As to the other applicants,
although there was an investigation by the Special Investigation Branch into the death of the fourth applicant’s brother and the fifth applicant’s son, the Court does not consider that this was sufficient to comply with the requirements of Article
As I said in my preview post last week, the 7 applicants in the case were killed, allegedly killed or detained by British forces in Iraq between 2003 and 2007. Both of the claims reached the House of Lords in the UK (now the Supreme Court), and in all but one case, which involved a death in a military detention centre, the court found that the Human Rights Act did not apply in Basra at the time, and therefore the UK military had no obligation to observe the requirements under the European Convention on Human Rights, and in particular article 2 (right to life) and article 5 (right to liberty).
The background – Al-Skeini
The following summary is based on the court’s press release. In Al-Skeini, the applicants’ six close relatives were killed in Basra during the period (1 May 2003 to 28 June 2004) when the United Kingdom was an occupying power in Iraq. Three of the victims were shot dead or shot and fatally wounded by British soldiers. The third applicant’s wife was shot and fatally wounded during a firefight between a British patrol and a number of gunmen. The fifth applicant’s son was allegedly beaten and then forced into a river, where he drowned. The sixth applicant’s son, Baha Mousa, was seized by British troops whilst at work in a hotel in Basra and taken to a British military base where he was beaten and died of asphyxiation. Baha Mousa’s death has been the subject of a public inquiry, which is due to report on 8 September 2011.
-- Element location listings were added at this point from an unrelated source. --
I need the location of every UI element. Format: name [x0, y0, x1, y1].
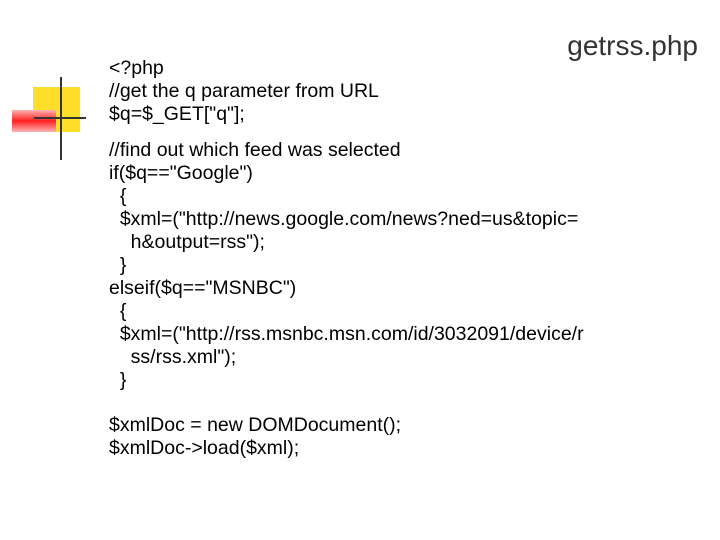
- code-line: //get the q parameter from URL: [109, 80, 379, 102]
- code-line: $xmlDoc = new DOMDocument();: [109, 414, 402, 436]
- code-line: $xml=("http://rss.msnbc.msn.com/id/30320…: [109, 323, 584, 345]
- code-line: //find out which feed was selected: [109, 139, 401, 161]
- code-line: $xml=("http://news.google.com/news?ned=u…: [109, 208, 579, 230]
- code-line: }: [109, 369, 127, 391]
- code-line: $q=$_GET["q"];: [109, 103, 245, 125]
- code-block: <?php //get the q parameter from URL $q=…: [109, 57, 669, 460]
- code-line: if($q=="Google"): [109, 162, 253, 184]
- code-line: $xmlDoc->load($xml);: [109, 437, 300, 459]
- decor-horizontal-line: [34, 117, 86, 119]
- code-line: <?php: [109, 57, 164, 79]
- code-line: h&output=rss");: [109, 231, 265, 253]
- code-line: elseif($q=="MSNBC"): [109, 277, 297, 299]
- code-line: {: [109, 185, 127, 207]
- code-line: {: [109, 300, 127, 322]
- code-line: }: [109, 254, 127, 276]
- decor-red-bar: [12, 110, 56, 132]
- code-line: ss/rss.xml");: [109, 346, 237, 368]
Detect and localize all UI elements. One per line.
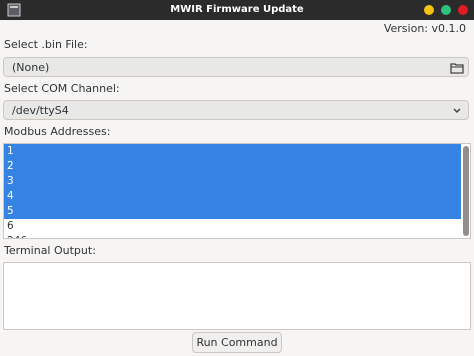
modbus-addresses-label: Modbus Addresses:	[4, 125, 111, 138]
scrollbar-thumb[interactable]	[463, 146, 469, 236]
terminal-output[interactable]	[3, 262, 471, 330]
version-label: Version: v0.1.0	[383, 22, 466, 35]
app-icon	[7, 3, 21, 17]
list-item[interactable]: 3	[4, 174, 461, 189]
terminal-output-label: Terminal Output:	[4, 244, 96, 257]
window-title: MWIR Firmware Update	[170, 4, 304, 15]
list-scrollbar[interactable]	[463, 145, 469, 237]
list-item[interactable]: 6	[4, 219, 461, 234]
list-item[interactable]: 5	[4, 204, 461, 219]
list-item[interactable]: 2	[4, 159, 461, 174]
list-item[interactable]: 4	[4, 189, 461, 204]
bin-file-value: (None)	[12, 61, 50, 74]
run-command-button[interactable]: Run Command	[192, 332, 282, 353]
minimize-button[interactable]	[424, 5, 434, 15]
chevron-down-icon	[453, 108, 461, 114]
list-item[interactable]: 1	[4, 144, 461, 159]
com-channel-label: Select COM Channel:	[4, 82, 120, 95]
com-channel-dropdown[interactable]: /dev/ttyS4	[3, 100, 469, 120]
bin-file-chooser[interactable]: (None)	[3, 57, 469, 77]
com-channel-value: /dev/ttyS4	[12, 104, 69, 117]
title-bar: MWIR Firmware Update	[0, 0, 474, 20]
list-item[interactable]: 246	[4, 234, 461, 238]
modbus-address-list[interactable]: 1 2 3 4 5 6 246	[3, 143, 471, 239]
close-button[interactable]	[458, 5, 468, 15]
folder-icon	[450, 63, 464, 74]
maximize-button[interactable]	[441, 5, 451, 15]
bin-file-label: Select .bin File:	[4, 38, 88, 51]
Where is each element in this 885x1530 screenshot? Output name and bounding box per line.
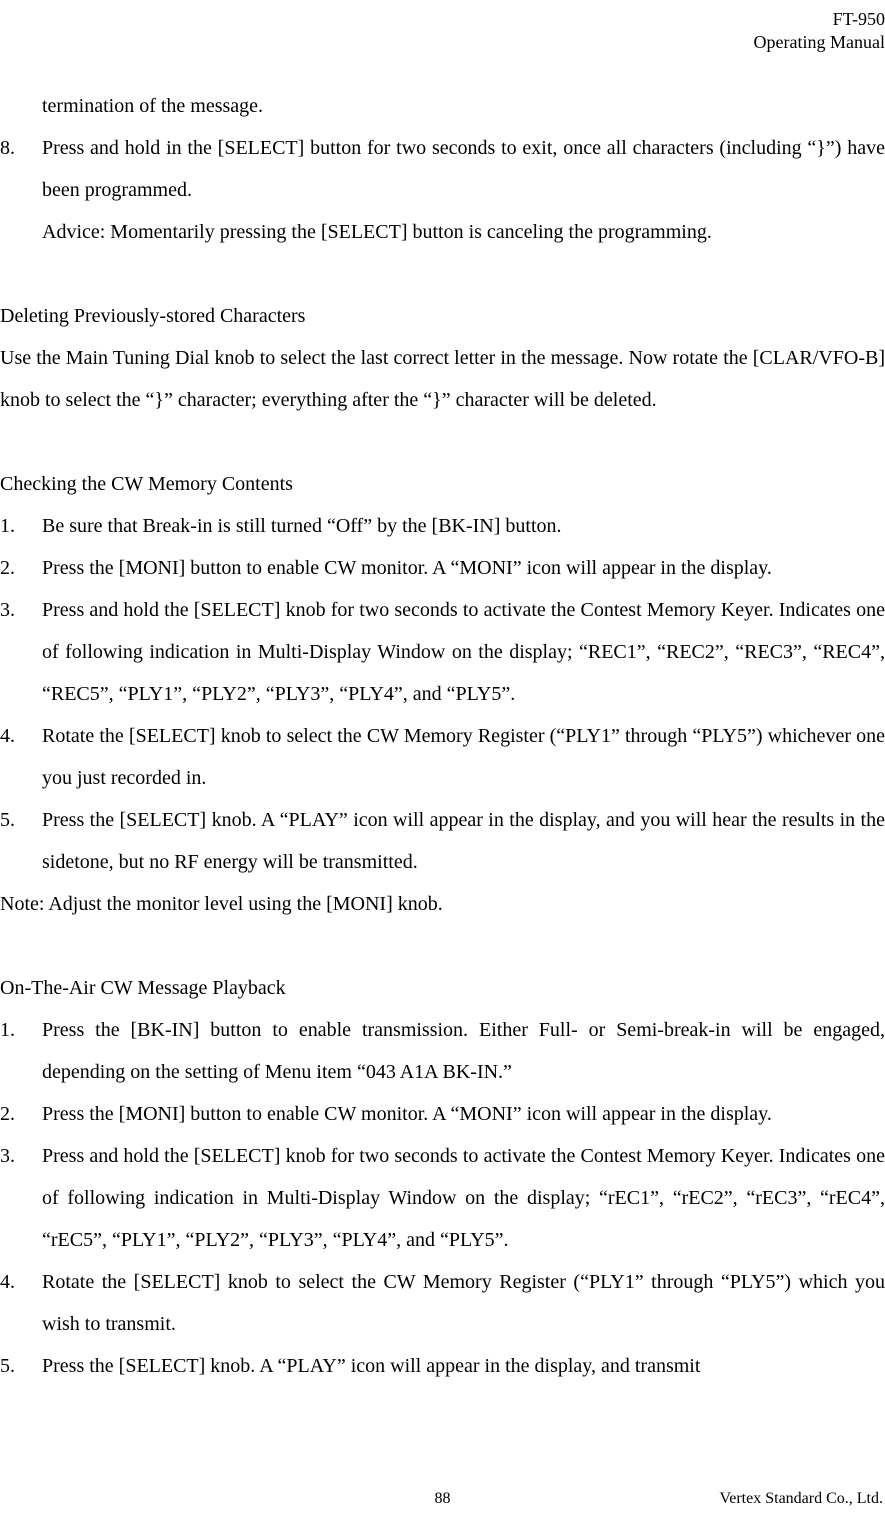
list-text: Press the [BK-IN] button to enable trans… [42,1009,885,1093]
list-number: 5. [0,799,42,883]
list-item-8: 8. Press and hold in the [SELECT] button… [0,127,885,211]
list-text: Be sure that Break-in is still turned “O… [42,505,885,547]
list-number: 4. [0,1261,42,1345]
section-break [0,253,885,295]
list-text: Rotate the [SELECT] knob to select the C… [42,1261,885,1345]
list-text: Press the [SELECT] knob. A “PLAY” icon w… [42,1345,885,1387]
section1-body: Use the Main Tuning Dial knob to select … [0,337,885,421]
list-number: 8. [0,127,42,211]
page-content: termination of the message. 8. Press and… [0,85,885,1387]
list-number: 3. [0,589,42,715]
header-title: Operating Manual [0,31,885,54]
list-item: 3. Press and hold the [SELECT] knob for … [0,589,885,715]
list-text: Press and hold the [SELECT] knob for two… [42,1135,885,1261]
list-text: Press the [MONI] button to enable CW mon… [42,1093,885,1135]
list-item: 1. Press the [BK-IN] button to enable tr… [0,1009,885,1093]
advice-text: Advice: Momentarily pressing the [SELECT… [0,211,885,253]
note-text: Note: Adjust the monitor level using the… [0,883,885,925]
section-title-onair: On-The-Air CW Message Playback [0,967,885,1009]
section-title-deleting: Deleting Previously-stored Characters [0,295,885,337]
page-number: 88 [435,1490,451,1508]
list-item: 5. Press the [SELECT] knob. A “PLAY” ico… [0,1345,885,1387]
list-number: 2. [0,547,42,589]
list-text: Press the [SELECT] knob. A “PLAY” icon w… [42,799,885,883]
list-number: 3. [0,1135,42,1261]
list-text: Rotate the [SELECT] knob to select the C… [42,715,885,799]
list-text: Press the [MONI] button to enable CW mon… [42,547,885,589]
list-item: 5. Press the [SELECT] knob. A “PLAY” ico… [0,799,885,883]
list-number: 1. [0,1009,42,1093]
list-number: 2. [0,1093,42,1135]
list-text: Press and hold in the [SELECT] button fo… [42,127,885,211]
list-text: Press and hold the [SELECT] knob for two… [42,589,885,715]
page-footer: 88 Vertex Standard Co., Ltd. [0,1490,885,1508]
page-container: FT-950 Operating Manual termination of t… [0,0,885,1530]
list-item: 2. Press the [MONI] button to enable CW … [0,547,885,589]
section-break [0,421,885,463]
section-title-checking: Checking the CW Memory Contents [0,463,885,505]
footer-company: Vertex Standard Co., Ltd. [719,1490,883,1508]
list-item: 2. Press the [MONI] button to enable CW … [0,1093,885,1135]
header-model: FT-950 [0,8,885,31]
list-number: 4. [0,715,42,799]
list-item: 3. Press and hold the [SELECT] knob for … [0,1135,885,1261]
continuation-text: termination of the message. [0,85,885,127]
list-item: 4. Rotate the [SELECT] knob to select th… [0,1261,885,1345]
list-item: 1. Be sure that Break-in is still turned… [0,505,885,547]
list-number: 5. [0,1345,42,1387]
page-header: FT-950 Operating Manual [0,0,885,85]
list-number: 1. [0,505,42,547]
section-break [0,925,885,967]
list-item: 4. Rotate the [SELECT] knob to select th… [0,715,885,799]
In March 2004, the Secretary of State for defence decided not to conduct independent inquiries into or accept liability for the deaths of the applicants’ relatives or pay compensation. The applicants applied for judicial review.
On 13 June 2007 the majority of the House of Lords found that the United Kingdom did not have jurisdiction over the victims’ deaths except in relation to Baha Mousa, who was a detainee at a military base when he died.
Hilal Abdul-Razzaq Ali Al-Jedda, travelled from London to Iraq in September 2004. He was arrested there by United States troops, accompanied by Iraqi national guards and British soldiers, on suspicion of being a member of a terrorist group involved in weapons smuggling and explosive attacks in Iraq. He was taken to a detention centre in Basra run by British forces. At each periodic review of his detention it was concluded that he remained a threat and that it was still necessary to intern him. He was released on 30 December 2007.
The applicant denied the allegations against him. No criminal charges were brought against him.
In June 2005 he brought a judicial review claim before the British courts, challenging the lawfulness of his continued detention and the refusal to return him to the United Kingdom. The courts held that United Nations Security Council Resolution 1546 and successive resolutions authorised British forces within the multi-national force to use internment “where necessary for imperative reasons of security in Iraq” and that such binding Security Council decisions superseded all other treaty commitments. Resolution 1546 therefore overrode Article 5 (right to liberty and security) in relation to the applicant’s detention in Basra. That decision was upheld by the House of Lords.
These are very important decisions indeed, and will probably be very controversial. Arguably, the task which soldiers have when “controlling” a foreign and sometimes hostile area is hard enough without having to worry about their duties under the European Convention. On the other hand, they already have duties under the Geneva Conventions and other laws of war, so the practical effect may not be as onerous as first assumed. We will of course cover the case in more detail in the coming days.